Nous prenons l’apéritif debout avec un Champagne Taillevent non millésimé, que je trouve beaucoup plus agréable que lors du dîner que j’avais organisé ici il y a moins de cinq jours. Il se boit bien, et la coupe est souvent resservie, les gougères servant de multiplicateur d’intérêt et d’envie.

Le menu composé par Alain Solivérès est : épeautre du pays de Sault en risotto au homard / mignon de veau de lait de Corrèze rôti aux cèpes de châtaignier / tourte de canard tradition Taillevent / fromages / cannelloni de pomme caramélisée parfumée au cidre.

Les vins sont servis par groupes de quatre ou cinq et longtemps avant le plat. Le plaisir n’en est que plus grand lorsqu’on peut enfin confronter ces grands vins avec les délicieux plats de la cuisine chaleureuse du chef.

Le Meursault Charmes Faiveley 2007 est un vin ciselé, d’une précision extrême. Le final est profond. Le vin est lourd, citronné et va bien avec l’amuse-bouche qui fleure bon la carcasse de homard. On sent le fruit confit dans ce vin élégant. C’est un grand vin, frais, au beau final. Cette dégustation démarre bien. J’aime l’équilibre entre la fraîcheur, le citronné, le fruité et la profondeur.

Le Bâtard Montrachet Faiveley 2008 a un nez doucereux qui évoque le beurre. Plus Bâtard que ce vin là me semble impossible. Il en a la typicité absolue. Il y a beaucoup de poivre et une belle trace alcoolique.

Le Corton Charlemagne Faiveley 2008 a un nez élégant et discret. Passant après le Bâtard, il est vraiment discret, mais l’entrée va le révéler. Son citronné est joli mais je le trouve un peu fermé, ce qui sera contredit plus tard, car il gagne en élégance. Il est jeune et de grande fraîcheur.

Le Corton Charlemagne Faiveley 2006 a un nez très riche, expressif et puissant. On voit que le bambin devient adolescent, avec seulement deux ans de plus que le précédent. Bernard Hervet parle d’évocations de lard fumé. Il précise qu’il y a environ 2% de grains botrytisés dans le vin, ce qui lui donne cet aspect chaleureux et profond. Il est frais, citronné avec du fruit. Le Corton Charlemagne Faiveley 2008 gagne en élégance. C’est lui qui s’accorde le mieux à l’épeautre et le Bâtard se marie le mieux au homard.

Les blancs ont été servis un peu chauds, ce qui limite l’expression de leur précision. La grâce du Corton Charlemagne 2008 est extrême.

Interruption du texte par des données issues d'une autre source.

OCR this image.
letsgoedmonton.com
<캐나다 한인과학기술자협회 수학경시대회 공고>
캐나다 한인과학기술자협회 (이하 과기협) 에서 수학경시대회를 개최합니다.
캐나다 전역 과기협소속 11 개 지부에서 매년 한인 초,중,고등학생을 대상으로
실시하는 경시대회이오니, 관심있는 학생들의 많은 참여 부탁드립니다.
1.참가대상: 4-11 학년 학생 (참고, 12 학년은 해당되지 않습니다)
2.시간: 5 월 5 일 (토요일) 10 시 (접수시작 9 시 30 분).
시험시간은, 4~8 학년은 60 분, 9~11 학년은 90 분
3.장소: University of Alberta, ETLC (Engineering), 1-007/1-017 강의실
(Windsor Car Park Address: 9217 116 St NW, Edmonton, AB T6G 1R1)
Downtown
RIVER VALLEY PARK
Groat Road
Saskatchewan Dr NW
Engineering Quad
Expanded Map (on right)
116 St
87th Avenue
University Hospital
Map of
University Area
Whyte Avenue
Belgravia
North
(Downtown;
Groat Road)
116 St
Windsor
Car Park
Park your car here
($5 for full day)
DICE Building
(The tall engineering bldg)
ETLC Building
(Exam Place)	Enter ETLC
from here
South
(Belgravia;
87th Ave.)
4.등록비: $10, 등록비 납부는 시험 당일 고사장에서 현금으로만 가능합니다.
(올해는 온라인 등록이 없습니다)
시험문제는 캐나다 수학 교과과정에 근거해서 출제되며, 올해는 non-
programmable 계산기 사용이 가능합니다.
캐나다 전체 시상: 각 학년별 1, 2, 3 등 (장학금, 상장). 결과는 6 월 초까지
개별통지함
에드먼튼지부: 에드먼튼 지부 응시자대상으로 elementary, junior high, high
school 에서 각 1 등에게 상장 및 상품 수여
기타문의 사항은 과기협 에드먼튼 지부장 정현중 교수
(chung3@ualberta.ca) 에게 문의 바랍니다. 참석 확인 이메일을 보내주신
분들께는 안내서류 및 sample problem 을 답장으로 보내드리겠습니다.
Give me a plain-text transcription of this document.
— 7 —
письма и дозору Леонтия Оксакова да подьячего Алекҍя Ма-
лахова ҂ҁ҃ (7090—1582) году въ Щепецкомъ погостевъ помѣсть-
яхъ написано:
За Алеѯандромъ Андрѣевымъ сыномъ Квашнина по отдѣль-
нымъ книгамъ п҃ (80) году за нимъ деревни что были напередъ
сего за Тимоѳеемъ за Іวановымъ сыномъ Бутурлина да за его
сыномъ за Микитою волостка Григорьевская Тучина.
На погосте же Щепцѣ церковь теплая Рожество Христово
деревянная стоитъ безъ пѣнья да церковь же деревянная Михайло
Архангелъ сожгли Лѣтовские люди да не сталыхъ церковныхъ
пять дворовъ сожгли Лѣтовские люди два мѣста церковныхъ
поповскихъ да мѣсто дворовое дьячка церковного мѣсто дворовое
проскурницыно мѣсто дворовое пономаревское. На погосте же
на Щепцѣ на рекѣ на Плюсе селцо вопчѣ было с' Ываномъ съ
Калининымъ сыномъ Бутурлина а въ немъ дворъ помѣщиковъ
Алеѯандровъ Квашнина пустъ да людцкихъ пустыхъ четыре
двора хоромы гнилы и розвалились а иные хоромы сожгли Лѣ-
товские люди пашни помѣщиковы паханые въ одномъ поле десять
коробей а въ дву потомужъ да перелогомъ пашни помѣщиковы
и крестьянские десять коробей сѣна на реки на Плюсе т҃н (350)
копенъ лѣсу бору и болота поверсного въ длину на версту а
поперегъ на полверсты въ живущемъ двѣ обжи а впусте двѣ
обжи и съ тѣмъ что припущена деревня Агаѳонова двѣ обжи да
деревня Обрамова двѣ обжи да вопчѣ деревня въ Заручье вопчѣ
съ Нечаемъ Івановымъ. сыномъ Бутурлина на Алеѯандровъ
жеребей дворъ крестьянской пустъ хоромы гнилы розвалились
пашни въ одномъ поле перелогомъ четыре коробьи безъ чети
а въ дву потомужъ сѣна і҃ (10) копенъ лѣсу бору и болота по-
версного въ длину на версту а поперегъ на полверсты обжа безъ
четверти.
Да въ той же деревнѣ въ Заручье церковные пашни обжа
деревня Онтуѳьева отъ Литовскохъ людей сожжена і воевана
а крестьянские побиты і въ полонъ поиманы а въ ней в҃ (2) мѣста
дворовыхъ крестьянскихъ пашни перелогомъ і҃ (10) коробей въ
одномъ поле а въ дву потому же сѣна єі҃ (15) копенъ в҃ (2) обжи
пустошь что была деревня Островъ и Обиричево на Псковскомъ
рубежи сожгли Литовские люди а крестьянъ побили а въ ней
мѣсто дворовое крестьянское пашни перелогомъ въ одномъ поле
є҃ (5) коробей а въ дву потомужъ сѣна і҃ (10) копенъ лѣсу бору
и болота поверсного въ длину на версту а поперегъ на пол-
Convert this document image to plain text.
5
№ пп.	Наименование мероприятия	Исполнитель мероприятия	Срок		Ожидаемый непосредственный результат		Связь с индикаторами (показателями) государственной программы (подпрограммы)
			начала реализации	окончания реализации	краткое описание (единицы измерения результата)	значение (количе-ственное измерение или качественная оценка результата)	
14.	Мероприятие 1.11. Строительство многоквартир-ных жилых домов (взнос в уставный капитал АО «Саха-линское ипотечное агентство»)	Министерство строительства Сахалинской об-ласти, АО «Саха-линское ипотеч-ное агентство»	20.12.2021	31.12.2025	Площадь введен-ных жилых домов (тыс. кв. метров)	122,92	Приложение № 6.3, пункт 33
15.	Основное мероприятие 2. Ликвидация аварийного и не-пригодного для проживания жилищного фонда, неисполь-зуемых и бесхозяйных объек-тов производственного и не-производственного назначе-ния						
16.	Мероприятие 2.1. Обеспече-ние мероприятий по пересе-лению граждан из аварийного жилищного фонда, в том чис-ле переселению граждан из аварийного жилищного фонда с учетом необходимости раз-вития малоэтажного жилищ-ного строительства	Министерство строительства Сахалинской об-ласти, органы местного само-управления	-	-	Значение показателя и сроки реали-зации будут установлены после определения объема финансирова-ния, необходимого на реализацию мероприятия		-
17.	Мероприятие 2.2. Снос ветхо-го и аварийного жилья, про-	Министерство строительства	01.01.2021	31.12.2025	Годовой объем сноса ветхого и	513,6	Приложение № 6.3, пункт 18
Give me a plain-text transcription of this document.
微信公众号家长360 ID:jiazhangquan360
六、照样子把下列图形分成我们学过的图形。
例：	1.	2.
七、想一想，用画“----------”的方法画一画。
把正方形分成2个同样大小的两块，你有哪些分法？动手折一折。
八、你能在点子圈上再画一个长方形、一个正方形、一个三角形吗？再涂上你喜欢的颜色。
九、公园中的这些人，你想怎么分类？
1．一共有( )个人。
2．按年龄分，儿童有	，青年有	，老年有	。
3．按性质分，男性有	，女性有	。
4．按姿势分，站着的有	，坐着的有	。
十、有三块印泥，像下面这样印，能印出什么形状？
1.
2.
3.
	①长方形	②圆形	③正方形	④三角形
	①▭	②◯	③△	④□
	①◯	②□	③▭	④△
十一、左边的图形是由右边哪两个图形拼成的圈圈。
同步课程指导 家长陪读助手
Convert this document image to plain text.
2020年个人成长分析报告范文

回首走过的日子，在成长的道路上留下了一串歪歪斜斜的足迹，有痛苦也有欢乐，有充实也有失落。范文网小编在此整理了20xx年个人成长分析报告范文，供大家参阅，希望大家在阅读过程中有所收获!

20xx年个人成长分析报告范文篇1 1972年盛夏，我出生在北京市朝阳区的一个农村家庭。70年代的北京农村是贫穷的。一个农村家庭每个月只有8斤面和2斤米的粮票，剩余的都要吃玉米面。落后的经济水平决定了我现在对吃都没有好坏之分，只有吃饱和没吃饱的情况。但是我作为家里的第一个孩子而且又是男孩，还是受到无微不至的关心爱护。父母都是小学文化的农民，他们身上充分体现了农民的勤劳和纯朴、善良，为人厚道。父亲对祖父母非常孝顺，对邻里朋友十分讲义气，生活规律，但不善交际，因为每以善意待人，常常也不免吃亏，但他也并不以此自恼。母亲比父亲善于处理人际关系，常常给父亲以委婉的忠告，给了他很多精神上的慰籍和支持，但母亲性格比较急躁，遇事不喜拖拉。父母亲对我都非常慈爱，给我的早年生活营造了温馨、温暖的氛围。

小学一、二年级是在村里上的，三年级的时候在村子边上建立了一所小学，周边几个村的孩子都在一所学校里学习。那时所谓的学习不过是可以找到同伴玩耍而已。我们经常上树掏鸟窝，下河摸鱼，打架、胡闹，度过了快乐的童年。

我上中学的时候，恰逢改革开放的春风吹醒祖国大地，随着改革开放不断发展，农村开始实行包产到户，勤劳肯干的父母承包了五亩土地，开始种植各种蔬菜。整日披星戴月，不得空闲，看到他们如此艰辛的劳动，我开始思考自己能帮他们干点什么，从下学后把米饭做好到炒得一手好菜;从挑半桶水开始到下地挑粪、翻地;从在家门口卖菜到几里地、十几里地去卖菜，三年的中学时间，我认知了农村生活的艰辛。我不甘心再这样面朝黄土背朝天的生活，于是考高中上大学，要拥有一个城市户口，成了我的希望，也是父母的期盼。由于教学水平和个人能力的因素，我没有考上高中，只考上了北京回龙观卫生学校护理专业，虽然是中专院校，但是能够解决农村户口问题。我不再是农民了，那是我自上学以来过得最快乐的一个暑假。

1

Le Latricières Chambertin Faiveley 2008 a un nez d’une incroyable jeunesse. Je trouve ce vin très pur.

Le Latricières Chambertin Faiveley 2007 a un très joli parfum, très équilibré. Il est beau. Il possède une belle astringence, et il met en valeur le plus jeune. Le 2007 donne l’impression de ne pas avoir été éraflé. Ces deux Latricières très différents sont deux belles expressions ascétiques du grand vin de Bourgogne.

Le Chambertin Clos de Bèze Faiveley 2007 est beaucoup plus doux et séducteur que les Latricières, ce qui met d’autant plus en valeur la typicité des Latricières. Ce Chambertin est adorable d’équilibre. Ce vin est très beau avec une belle balance entre l’alcool et la pureté.

Le Corton Clos des Cortons Faiveley 2008 a un nez charmeur, doucereux. En bouche il est beaucoup plus astringent que ce que promet le nez. Il a une grande puissance et une complexité extrême. Il déroute, mais ça me convient bien. Même s’il est très vert, sa complexité me plaît. Pendant ce temps, le Clos de Bèze devient de plus en plus profond et riche.

Le Corton Clos des Cortons Faiveley 2007 est beaucoup plus doux et facile que le 2008. Il est délicat mais avec un fruit énorme. Malgré tout, je préfère le 2008. Il est parfait et surtout, malgré son jeune âge, je lui trouve de accents et des complexités de vin ancien. Bernard Hervet dit que le 2007 ressemble à l’année 1979. Je préfère le 2008.

En revenant au Clos de Bèze 2007 qui ne cesse de s’ouvrir, on perçoit mieux la rose que nous a signalée Michel Bettane en verve, qui connaît chaque parcelle de Bourgogne mieux que les vignerons !

Le Mazis Chambertin 1996 a un nez curieux qui combine la verdeur et le fruit rouge. Le verre sentant le verre, une odeur de vieille armoire me dérange. Très asséchant, ce vin ne me plaît pas.

Le Latricières Chambertin Faiveley 1993 commence à me faire entrer dans le monde des vins que j’aime. Le nez est fruité. En bouche, même si l’expression est prude, évoquant la rafle, le vin est extrêmement plaisant et j’adore, car il a le « charme discret de la bougognie ».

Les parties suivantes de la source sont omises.